A gente não cansa de falar da visita do Sartre e da Simone de Beauvoir, em 1960. De como Macunaíma foi escrito na chácara Sapucaia. A gente usa todas as oportunidades que tem, e até as que não tem, pra falar do Zé Celso e do Luiz Antônio. E eventualmente a gente lembra do Ignácio de Loyola Brandão. Recentemente, a Liniker, os Caramelows e o Jão (que na verdade é lááá de Américo) também ganharam reconhecimento e nos fizeram atualizar a lista dos orgulhos locais.

Mas foi em 2017 que nosso Hall da Fama foi remendado. Remendado porque “atualizado” com certeza não dá conta do que aconteceu. Eu só conhecia o Ricardo como Fofão. Não sabia nem do nome, nem do complemento geográfico. Na minha lembrança, ele sempre foi de Araraquara. Não sabia da sua fama na capital e, pra ser sincera, não pensava nele há muito tempo. Foi só quando li a matéria do Chico Felitti no BuzzFeed que me lembrei da figura.

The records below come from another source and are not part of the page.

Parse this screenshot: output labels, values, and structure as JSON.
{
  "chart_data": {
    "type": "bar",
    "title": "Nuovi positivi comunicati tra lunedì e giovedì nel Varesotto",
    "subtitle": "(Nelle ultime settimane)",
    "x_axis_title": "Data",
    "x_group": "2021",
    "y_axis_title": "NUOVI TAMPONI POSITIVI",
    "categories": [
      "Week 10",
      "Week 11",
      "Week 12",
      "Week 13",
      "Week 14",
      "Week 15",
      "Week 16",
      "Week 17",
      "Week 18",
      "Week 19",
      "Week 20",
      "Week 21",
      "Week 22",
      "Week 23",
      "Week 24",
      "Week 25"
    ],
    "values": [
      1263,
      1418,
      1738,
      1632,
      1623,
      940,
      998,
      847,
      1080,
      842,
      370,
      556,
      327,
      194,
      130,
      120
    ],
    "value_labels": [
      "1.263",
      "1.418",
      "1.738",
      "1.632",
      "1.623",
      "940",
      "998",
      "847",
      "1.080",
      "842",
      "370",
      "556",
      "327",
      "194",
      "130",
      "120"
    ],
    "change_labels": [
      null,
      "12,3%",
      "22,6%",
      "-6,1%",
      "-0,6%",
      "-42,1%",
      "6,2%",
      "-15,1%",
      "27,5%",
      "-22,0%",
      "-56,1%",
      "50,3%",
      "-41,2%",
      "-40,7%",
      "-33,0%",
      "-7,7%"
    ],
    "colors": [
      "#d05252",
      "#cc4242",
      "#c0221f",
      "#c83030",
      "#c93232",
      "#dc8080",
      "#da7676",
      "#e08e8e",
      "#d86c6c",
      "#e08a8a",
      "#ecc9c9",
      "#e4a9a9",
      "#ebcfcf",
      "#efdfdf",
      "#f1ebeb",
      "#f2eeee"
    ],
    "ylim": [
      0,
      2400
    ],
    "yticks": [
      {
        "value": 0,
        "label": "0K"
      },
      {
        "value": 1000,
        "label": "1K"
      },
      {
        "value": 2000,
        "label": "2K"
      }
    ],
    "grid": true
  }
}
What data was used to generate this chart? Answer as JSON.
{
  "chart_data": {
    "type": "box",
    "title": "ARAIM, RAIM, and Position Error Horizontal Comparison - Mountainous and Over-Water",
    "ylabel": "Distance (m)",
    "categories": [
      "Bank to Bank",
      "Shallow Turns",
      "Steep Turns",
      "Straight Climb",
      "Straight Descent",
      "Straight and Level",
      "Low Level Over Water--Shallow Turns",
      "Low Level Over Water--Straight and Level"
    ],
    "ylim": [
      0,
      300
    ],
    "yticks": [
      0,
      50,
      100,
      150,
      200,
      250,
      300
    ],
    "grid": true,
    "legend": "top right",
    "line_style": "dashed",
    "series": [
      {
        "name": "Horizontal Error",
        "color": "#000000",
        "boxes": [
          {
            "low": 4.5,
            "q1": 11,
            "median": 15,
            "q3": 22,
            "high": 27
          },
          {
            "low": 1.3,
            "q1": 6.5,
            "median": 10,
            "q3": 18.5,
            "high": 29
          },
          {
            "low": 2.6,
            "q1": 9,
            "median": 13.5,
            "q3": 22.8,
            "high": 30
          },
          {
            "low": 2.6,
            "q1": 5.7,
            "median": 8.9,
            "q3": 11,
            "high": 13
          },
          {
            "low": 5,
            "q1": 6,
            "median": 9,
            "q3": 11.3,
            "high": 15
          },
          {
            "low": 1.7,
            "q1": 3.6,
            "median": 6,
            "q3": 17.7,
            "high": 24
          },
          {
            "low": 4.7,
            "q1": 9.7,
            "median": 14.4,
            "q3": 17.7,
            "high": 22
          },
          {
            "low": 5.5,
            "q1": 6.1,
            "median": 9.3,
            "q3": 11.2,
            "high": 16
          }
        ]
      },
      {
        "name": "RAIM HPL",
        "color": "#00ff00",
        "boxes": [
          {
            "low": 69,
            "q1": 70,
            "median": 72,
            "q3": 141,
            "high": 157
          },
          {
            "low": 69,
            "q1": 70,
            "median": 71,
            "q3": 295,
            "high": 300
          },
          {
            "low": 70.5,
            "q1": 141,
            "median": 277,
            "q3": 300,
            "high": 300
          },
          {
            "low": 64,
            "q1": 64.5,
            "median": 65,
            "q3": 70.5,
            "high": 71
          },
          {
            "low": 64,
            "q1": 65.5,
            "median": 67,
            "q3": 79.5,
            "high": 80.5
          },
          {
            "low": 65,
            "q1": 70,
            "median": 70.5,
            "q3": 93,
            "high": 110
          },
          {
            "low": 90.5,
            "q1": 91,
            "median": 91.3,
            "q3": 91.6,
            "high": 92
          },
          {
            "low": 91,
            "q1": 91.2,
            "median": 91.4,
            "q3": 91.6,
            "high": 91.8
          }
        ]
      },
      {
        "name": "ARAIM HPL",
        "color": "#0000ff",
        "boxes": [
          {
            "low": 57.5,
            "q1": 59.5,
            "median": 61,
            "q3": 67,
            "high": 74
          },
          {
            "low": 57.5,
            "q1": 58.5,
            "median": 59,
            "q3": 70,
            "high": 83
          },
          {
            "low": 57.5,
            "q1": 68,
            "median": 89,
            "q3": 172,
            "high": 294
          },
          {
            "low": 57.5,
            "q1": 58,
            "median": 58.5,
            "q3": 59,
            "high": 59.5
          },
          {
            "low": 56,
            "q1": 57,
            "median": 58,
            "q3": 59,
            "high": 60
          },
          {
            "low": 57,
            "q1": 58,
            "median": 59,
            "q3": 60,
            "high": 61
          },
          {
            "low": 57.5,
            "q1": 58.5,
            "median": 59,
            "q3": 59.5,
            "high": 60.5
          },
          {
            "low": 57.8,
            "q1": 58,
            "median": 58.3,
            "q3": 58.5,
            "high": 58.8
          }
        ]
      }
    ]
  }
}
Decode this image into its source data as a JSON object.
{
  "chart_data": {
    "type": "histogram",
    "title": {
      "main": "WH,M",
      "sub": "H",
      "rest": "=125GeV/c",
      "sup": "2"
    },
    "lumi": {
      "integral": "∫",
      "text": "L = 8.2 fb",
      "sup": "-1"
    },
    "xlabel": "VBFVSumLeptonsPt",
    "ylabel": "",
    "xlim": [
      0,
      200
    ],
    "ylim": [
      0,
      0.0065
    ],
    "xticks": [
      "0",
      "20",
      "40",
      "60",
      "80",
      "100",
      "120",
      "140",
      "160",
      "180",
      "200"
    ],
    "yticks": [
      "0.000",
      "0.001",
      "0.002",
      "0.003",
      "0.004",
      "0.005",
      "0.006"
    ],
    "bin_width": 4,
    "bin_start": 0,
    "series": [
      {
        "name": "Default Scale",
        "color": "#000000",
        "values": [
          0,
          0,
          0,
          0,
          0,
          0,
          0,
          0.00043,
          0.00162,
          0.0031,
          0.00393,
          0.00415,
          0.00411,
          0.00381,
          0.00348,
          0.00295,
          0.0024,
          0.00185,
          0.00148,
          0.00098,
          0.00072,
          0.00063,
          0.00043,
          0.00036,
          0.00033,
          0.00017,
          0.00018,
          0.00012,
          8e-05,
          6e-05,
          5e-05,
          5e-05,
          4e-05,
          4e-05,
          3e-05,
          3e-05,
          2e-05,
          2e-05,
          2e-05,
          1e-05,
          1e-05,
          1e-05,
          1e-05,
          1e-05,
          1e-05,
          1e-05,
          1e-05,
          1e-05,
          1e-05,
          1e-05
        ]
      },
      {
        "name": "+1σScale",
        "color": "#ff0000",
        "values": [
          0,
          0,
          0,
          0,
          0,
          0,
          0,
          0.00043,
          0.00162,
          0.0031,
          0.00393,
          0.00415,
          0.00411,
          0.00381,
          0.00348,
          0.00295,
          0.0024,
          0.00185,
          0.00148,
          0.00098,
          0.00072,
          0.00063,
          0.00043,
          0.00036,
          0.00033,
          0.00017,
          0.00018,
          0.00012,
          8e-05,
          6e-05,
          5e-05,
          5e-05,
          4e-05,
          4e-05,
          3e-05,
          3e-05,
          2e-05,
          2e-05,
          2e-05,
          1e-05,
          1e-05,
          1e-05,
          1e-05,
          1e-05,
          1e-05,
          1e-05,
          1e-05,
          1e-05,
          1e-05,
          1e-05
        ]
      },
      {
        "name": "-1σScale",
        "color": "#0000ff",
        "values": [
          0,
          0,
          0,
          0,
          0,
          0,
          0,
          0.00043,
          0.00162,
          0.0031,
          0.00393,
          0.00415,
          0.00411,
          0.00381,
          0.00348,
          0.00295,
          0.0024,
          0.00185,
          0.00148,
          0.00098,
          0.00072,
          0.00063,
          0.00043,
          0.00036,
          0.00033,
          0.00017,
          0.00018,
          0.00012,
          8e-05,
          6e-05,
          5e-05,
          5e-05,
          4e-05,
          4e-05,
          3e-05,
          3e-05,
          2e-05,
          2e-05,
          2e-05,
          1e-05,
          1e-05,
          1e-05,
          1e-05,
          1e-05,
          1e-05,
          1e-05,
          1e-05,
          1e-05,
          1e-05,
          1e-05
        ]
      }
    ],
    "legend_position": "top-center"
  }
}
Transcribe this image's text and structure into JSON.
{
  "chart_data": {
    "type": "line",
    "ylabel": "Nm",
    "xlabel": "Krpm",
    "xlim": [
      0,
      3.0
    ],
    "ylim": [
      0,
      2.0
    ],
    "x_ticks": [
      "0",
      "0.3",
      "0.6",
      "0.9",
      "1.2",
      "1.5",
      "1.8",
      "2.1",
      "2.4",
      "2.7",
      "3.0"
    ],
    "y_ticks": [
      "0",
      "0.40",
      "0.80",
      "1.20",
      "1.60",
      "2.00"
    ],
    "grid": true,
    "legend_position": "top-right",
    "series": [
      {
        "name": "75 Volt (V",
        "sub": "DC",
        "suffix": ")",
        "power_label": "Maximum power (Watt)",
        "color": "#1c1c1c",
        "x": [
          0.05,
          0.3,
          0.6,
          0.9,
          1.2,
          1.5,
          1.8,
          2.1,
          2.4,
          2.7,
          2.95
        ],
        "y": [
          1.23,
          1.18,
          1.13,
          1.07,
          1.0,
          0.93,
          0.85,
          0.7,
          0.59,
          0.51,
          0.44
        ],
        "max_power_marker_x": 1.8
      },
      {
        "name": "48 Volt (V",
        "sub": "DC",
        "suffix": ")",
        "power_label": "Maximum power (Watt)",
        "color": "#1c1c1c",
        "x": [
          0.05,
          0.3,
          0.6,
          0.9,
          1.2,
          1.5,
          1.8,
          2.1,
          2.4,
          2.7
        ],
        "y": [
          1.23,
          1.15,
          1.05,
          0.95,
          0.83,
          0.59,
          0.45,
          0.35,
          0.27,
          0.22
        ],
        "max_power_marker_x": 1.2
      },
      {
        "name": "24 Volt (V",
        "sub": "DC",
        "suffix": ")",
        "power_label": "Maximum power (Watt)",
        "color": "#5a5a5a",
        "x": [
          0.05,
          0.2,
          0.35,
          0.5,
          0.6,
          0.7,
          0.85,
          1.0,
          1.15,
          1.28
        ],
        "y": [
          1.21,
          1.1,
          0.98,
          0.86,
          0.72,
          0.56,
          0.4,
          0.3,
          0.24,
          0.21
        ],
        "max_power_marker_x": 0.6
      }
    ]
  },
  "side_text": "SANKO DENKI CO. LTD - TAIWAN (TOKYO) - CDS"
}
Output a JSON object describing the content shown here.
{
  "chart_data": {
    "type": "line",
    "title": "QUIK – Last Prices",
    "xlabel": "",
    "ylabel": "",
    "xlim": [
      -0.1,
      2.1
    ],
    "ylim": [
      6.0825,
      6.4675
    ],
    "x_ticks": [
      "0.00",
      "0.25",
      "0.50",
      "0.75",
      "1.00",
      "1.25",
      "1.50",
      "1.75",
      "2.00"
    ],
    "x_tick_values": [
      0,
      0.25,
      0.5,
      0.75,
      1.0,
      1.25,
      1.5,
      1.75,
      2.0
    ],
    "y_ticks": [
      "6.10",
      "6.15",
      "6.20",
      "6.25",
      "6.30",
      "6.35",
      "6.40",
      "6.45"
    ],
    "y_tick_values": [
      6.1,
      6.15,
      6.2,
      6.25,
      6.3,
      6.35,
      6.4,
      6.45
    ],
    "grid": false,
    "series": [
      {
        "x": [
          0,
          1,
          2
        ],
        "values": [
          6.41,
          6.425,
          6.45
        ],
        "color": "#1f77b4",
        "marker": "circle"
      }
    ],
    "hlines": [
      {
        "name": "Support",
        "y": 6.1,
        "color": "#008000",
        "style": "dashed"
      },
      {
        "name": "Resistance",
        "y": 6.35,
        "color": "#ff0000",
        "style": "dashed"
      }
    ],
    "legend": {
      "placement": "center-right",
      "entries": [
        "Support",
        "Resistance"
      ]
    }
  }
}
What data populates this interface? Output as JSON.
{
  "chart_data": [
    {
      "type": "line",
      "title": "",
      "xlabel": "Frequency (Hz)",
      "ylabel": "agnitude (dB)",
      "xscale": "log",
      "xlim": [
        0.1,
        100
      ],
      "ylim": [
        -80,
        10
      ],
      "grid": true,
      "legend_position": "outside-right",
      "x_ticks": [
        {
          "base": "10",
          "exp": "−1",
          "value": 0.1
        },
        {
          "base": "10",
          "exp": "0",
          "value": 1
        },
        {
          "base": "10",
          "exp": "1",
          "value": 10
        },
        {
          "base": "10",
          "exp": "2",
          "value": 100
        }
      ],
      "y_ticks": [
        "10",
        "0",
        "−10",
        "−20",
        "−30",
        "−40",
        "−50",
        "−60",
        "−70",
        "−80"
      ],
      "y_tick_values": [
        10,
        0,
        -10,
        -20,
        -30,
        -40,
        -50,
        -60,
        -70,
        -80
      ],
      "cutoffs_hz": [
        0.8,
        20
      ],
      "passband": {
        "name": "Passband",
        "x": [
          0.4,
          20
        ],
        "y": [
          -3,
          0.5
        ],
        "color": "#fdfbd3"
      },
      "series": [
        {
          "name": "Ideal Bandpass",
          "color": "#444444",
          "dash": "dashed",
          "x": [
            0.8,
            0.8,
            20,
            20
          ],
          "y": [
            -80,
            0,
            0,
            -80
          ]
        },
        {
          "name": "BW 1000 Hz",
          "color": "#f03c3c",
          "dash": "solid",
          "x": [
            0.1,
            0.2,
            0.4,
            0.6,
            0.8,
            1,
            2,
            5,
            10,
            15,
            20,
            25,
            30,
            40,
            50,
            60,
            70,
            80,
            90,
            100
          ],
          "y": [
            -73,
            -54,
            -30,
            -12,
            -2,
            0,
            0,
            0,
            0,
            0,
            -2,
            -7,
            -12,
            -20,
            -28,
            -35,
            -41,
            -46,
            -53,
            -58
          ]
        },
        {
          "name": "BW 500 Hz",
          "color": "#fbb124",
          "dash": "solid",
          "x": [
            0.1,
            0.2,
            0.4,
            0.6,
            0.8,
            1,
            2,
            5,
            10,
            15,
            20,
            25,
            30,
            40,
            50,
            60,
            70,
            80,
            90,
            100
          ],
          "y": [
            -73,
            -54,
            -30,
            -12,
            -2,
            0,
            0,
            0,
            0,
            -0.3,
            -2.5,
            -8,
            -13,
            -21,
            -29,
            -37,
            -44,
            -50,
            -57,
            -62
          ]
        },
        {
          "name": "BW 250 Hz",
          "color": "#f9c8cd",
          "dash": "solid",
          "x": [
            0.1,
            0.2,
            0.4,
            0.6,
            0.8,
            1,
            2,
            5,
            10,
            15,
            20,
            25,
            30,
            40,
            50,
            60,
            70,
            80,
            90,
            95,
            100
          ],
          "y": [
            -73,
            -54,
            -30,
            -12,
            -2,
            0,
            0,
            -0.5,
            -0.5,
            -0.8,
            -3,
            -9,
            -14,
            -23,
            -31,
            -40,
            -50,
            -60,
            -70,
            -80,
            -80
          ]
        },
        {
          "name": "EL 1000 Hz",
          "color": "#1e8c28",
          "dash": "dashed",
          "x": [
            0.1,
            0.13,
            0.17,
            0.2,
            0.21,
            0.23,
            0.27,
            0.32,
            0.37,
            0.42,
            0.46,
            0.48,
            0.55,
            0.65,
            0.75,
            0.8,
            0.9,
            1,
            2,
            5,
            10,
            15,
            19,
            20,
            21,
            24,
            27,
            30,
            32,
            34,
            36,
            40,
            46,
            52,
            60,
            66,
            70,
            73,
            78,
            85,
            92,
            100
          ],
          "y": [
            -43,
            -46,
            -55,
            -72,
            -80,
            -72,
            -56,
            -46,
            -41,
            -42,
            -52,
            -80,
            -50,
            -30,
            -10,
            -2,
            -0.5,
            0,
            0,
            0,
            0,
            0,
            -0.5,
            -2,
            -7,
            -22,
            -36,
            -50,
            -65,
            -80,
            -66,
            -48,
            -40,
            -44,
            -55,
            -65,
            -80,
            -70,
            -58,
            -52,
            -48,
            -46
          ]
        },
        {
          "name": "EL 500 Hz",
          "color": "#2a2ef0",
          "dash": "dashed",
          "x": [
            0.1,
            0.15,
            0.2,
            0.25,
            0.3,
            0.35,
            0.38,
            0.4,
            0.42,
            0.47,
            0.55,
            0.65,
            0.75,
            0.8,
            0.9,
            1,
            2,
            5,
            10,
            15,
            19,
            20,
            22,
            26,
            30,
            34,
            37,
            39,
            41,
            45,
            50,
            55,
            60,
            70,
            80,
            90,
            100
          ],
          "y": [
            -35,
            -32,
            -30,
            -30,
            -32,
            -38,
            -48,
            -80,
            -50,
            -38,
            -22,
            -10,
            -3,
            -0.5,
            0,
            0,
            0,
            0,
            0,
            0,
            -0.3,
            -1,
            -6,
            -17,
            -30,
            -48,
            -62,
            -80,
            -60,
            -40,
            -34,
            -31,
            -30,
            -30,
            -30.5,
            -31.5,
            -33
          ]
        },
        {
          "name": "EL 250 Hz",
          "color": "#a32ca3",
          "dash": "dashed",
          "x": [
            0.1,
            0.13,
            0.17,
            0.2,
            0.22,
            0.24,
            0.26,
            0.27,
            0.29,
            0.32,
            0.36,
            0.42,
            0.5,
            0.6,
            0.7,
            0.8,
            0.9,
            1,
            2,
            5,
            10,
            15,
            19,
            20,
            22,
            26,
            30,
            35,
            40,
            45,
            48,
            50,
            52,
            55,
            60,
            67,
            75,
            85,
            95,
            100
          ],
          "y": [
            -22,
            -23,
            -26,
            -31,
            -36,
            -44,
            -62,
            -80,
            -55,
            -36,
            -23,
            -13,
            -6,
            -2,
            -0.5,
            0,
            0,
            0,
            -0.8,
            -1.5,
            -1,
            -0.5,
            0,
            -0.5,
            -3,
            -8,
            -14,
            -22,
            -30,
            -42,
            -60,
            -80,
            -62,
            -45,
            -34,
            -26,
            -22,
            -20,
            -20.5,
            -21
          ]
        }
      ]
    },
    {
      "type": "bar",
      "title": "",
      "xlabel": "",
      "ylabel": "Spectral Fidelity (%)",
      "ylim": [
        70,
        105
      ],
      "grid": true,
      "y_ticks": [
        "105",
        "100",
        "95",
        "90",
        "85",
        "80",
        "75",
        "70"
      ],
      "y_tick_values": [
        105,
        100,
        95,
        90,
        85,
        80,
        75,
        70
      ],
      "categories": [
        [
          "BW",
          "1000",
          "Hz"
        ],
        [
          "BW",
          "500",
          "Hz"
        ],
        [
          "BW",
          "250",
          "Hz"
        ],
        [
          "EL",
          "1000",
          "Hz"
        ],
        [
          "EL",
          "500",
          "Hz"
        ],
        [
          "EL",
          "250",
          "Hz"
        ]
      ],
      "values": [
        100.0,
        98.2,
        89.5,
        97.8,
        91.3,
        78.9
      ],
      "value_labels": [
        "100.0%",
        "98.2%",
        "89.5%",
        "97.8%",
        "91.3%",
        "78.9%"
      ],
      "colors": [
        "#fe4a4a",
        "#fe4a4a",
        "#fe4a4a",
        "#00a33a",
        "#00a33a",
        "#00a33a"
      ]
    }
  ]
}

Consegui resgatar na memória duas lembranças com Ricardo. Ambas devem datar de 2009 ou 2010, mas não tenho certeza. Lembro dele todo de preto, bem arrumado, distribuindo panfletos na rua dois. Lembro que entrou no Shopping Lupo, conversou com pessoas num balcão e se exaltou por algum motivo. Lembro de mulheres falando que ele era louco depois que saiu. A outra lembrança é ainda mais turva. Acho que ele esteve lá na quadra da casa da cultura, conversando com as pessoas durante um pocket show maldito, evento mensal que começava depois da meia noite e misturava shows musicais com outras apresentações artísticas. Acredito que a maioria das pessoas que andavam por Araraquara nessa época tenham lembranças semelhantes.

Chico, ao escrever a matéria e, depois, um livro sobre o personagem da Augusta, incluiu um adendo no hall da fama alternativo araraquarense. Agora, quando a gente fala do Zé Celso, de Macunaíma, da visita dos existencialistas, a gente já engata junto as histórias e lembranças com o Ricardo — “o fofão da augusta, aquele da matéria do BuzzFeed, sabe?!”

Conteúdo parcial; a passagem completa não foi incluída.